Relational Time as a Stochastic Variable in ADM Gravity

TL;DR

The paper proposes a stochastic-clock framework for canonical quantum gravity in the ADM formalism, treating the scalar clock as a coarse-grained, quantum variable whose fluctuations arise from unresolved gravitational modes. A divergence-free clock momentum and a Hubbard–Stratonovich transformation generate a noise term that deforms the Hamiltonian constraint, yielding a Langevin-type, diffusive evolution in relational time while preserving foliation invariance on average and maintaining constraint closure in expectation. In a minisuperspace reduction, this leads to a concrete Langevin Schrödinger evolution for the wavefunction with a stochastic force term, illuminating how quantum geometry can induce temporal diffusion without breaking background independence. The approach connects stochastic gravity methods to canonical quantum gravity, providing a principled origin for clock noise through graviton coarse-graining and offering potential insights into singularity resolution and the nature of time in quantum cosmology. Overall, the work reframes time as a quantum, diffusive parameter emergent from the interplay of matter and geometry, with measurable implications for relational observables and the evolution of the universe in quantum gravity regimes.

Abstract

The problem of time in canonical quantum gravity remains one of the most significant challenges, primarily due to the "frozen" formalism emerging from the Wheeler-DeWitt equation. Within the ADM formalism, we introduce a novel approach in which a scalar field is treated as a stochastic clock. By imposing a divergence-free condition on the scalar momentum, we integrate out quantum gravitational fluctuations and derive an effective noise term via the Hubbard-Stratonovich transformation. This noise drives dynamic adjustments in spacetime foliations, enabling a Schrodinger-like evolution that preserves diffeomorphism invariance and, upon noise averaging, maintains unitary evolution.
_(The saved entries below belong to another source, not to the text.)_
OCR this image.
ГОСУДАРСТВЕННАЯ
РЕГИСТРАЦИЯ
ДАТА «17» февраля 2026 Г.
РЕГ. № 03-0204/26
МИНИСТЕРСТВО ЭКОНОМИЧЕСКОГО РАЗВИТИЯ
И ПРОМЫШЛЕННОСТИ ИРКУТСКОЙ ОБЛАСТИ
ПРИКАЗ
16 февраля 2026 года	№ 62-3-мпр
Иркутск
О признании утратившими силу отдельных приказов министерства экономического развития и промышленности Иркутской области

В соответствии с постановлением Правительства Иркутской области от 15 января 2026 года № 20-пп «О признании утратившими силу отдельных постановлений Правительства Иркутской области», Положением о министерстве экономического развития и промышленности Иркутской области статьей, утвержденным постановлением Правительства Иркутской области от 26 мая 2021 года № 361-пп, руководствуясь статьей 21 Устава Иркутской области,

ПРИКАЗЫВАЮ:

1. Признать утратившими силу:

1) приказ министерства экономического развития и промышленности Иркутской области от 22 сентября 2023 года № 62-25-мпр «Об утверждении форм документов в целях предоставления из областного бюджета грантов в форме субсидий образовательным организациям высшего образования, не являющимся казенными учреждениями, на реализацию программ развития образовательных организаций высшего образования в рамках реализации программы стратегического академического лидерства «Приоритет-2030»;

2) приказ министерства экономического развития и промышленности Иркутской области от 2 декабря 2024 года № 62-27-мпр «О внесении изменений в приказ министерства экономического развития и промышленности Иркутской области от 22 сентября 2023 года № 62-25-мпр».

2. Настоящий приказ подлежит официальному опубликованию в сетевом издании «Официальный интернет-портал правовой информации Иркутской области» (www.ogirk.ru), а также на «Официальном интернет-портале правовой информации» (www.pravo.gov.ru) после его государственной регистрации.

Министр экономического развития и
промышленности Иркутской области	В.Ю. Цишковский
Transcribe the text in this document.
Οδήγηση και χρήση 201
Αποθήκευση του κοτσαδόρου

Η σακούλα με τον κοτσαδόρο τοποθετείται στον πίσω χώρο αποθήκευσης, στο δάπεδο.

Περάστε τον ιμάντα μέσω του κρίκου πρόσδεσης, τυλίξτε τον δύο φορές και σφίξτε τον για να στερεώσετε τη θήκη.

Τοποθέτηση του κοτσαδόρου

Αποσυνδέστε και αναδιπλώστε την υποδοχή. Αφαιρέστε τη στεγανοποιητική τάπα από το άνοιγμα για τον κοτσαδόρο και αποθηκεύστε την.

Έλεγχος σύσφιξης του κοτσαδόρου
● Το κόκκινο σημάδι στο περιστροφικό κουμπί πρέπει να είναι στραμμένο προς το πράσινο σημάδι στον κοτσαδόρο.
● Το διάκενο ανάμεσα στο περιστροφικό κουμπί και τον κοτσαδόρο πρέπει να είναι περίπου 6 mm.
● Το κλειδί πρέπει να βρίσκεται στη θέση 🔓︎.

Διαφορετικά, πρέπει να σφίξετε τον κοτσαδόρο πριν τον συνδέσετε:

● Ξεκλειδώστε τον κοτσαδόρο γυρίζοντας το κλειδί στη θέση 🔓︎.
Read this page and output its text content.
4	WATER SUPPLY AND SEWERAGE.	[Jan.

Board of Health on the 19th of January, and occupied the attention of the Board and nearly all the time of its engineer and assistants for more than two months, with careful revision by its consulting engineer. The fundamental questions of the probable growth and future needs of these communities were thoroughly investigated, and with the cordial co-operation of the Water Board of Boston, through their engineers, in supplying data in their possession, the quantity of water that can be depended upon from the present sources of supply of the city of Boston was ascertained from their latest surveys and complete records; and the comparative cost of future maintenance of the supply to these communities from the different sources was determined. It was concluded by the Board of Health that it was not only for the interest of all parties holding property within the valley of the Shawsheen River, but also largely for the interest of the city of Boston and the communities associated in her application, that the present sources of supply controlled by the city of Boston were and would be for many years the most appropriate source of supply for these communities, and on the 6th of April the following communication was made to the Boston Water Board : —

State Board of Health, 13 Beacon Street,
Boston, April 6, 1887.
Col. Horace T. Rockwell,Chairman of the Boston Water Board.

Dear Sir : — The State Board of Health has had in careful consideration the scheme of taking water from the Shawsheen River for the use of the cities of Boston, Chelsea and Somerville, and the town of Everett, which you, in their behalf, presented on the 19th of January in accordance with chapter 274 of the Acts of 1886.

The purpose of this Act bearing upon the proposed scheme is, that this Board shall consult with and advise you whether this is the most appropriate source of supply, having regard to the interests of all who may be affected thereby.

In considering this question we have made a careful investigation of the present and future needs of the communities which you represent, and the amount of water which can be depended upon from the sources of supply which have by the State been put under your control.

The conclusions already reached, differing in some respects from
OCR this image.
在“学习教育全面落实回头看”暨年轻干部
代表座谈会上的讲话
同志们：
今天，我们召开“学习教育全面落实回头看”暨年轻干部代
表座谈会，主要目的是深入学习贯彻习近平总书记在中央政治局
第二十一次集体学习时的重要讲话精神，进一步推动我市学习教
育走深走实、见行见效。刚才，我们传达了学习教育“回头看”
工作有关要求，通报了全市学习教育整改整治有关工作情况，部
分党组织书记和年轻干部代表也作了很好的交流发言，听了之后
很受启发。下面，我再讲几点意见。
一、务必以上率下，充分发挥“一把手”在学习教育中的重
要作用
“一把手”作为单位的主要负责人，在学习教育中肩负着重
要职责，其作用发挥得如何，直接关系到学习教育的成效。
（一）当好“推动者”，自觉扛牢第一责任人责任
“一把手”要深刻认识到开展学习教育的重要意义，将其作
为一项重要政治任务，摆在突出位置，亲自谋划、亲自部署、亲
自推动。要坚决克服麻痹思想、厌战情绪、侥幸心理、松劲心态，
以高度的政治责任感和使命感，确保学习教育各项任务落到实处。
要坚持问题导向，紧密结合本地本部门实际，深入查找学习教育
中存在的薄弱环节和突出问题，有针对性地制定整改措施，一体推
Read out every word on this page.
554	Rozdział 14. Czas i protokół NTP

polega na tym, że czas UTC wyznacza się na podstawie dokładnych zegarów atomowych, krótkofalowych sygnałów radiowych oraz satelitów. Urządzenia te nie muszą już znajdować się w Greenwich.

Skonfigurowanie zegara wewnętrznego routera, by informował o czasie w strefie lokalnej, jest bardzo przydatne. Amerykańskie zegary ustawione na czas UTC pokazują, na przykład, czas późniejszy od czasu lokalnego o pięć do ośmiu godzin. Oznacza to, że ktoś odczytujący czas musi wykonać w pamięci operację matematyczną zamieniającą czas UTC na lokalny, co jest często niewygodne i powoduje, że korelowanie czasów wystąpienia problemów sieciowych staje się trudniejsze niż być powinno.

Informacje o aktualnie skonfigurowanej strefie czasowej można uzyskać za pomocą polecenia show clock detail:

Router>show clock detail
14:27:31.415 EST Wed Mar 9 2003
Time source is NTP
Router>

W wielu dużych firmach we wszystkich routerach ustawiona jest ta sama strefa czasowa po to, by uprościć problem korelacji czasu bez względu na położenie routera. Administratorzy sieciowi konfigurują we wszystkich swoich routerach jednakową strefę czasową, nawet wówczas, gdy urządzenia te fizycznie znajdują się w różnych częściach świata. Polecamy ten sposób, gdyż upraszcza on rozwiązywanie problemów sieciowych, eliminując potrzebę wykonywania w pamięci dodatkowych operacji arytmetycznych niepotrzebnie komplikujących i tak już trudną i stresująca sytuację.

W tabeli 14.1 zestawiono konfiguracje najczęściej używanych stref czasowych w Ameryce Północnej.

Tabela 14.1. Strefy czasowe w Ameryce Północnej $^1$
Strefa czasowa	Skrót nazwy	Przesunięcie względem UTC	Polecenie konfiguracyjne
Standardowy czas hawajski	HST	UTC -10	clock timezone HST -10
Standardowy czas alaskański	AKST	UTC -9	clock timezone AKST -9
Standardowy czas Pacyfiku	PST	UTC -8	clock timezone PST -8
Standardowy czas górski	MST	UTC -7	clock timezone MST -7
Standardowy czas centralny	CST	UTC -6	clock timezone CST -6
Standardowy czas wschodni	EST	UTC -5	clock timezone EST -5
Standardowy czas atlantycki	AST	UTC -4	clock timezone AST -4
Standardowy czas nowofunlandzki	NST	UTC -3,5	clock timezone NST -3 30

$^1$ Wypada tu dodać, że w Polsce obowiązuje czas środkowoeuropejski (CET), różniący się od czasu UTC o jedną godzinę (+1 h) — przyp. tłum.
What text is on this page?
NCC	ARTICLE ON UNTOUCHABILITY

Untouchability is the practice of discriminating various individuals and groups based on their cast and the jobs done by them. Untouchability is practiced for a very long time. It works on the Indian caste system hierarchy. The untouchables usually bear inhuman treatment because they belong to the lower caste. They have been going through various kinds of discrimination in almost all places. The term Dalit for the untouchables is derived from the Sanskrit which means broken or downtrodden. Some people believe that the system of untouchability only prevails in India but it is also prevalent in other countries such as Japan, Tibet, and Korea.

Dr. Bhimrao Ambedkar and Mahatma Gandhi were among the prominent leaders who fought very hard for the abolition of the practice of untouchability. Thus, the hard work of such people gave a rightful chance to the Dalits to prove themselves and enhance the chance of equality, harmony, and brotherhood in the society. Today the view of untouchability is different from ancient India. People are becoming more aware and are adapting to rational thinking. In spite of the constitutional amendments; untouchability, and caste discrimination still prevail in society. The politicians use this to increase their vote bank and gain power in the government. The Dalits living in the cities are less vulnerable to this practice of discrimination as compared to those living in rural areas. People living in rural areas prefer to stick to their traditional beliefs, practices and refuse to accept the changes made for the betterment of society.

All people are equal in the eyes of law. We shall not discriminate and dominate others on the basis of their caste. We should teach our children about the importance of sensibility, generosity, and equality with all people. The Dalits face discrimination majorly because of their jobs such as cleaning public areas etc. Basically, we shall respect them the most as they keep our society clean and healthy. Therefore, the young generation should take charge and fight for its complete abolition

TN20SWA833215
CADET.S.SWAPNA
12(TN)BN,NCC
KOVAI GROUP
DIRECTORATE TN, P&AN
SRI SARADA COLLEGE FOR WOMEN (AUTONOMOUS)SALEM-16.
Interestingly, by introducing stochastic variations in the foliations, the quantum indeterminacy of the clock recasts time as a diffusive process emerging from quantum fluctuations, where correlations between matter and geometry replace an absolute time parameter. This provides a potential pathway for understanding quantum time evolution while maintaining background independence in canonical quantum gravity.

Figures (2)

• Figure 1: 2D streamline plot of the clock momentum density current $\pi^\mu(x)$, illustrating the divergence $\nabla_\mu \pi^\mu$ in a spatial slice. Left: For $m_0 = 0$, $\nabla_\mu \pi^\mu \approx 0$ indicates conservation of the current, with flow lines forming closed, divergence-free configurations. Right: For $m_0 \neq 0$, $\nabla_\mu \pi^\mu \neq 0$ signifies broken conservation. Warm colors (orange-red) represent regions of positive divergence (source-like behavior), while cool colors (blue) indicate negative divergence (sink-like behavior).
• Figure 2: Conceptual flow of the stochastic clock framework. Blue boxes denote well-established structures in the literature, orange boxes correspond to technical developments from stochastic gravity and open quantum systems, green boxes indicate our results, and gray boxes outline future extensions.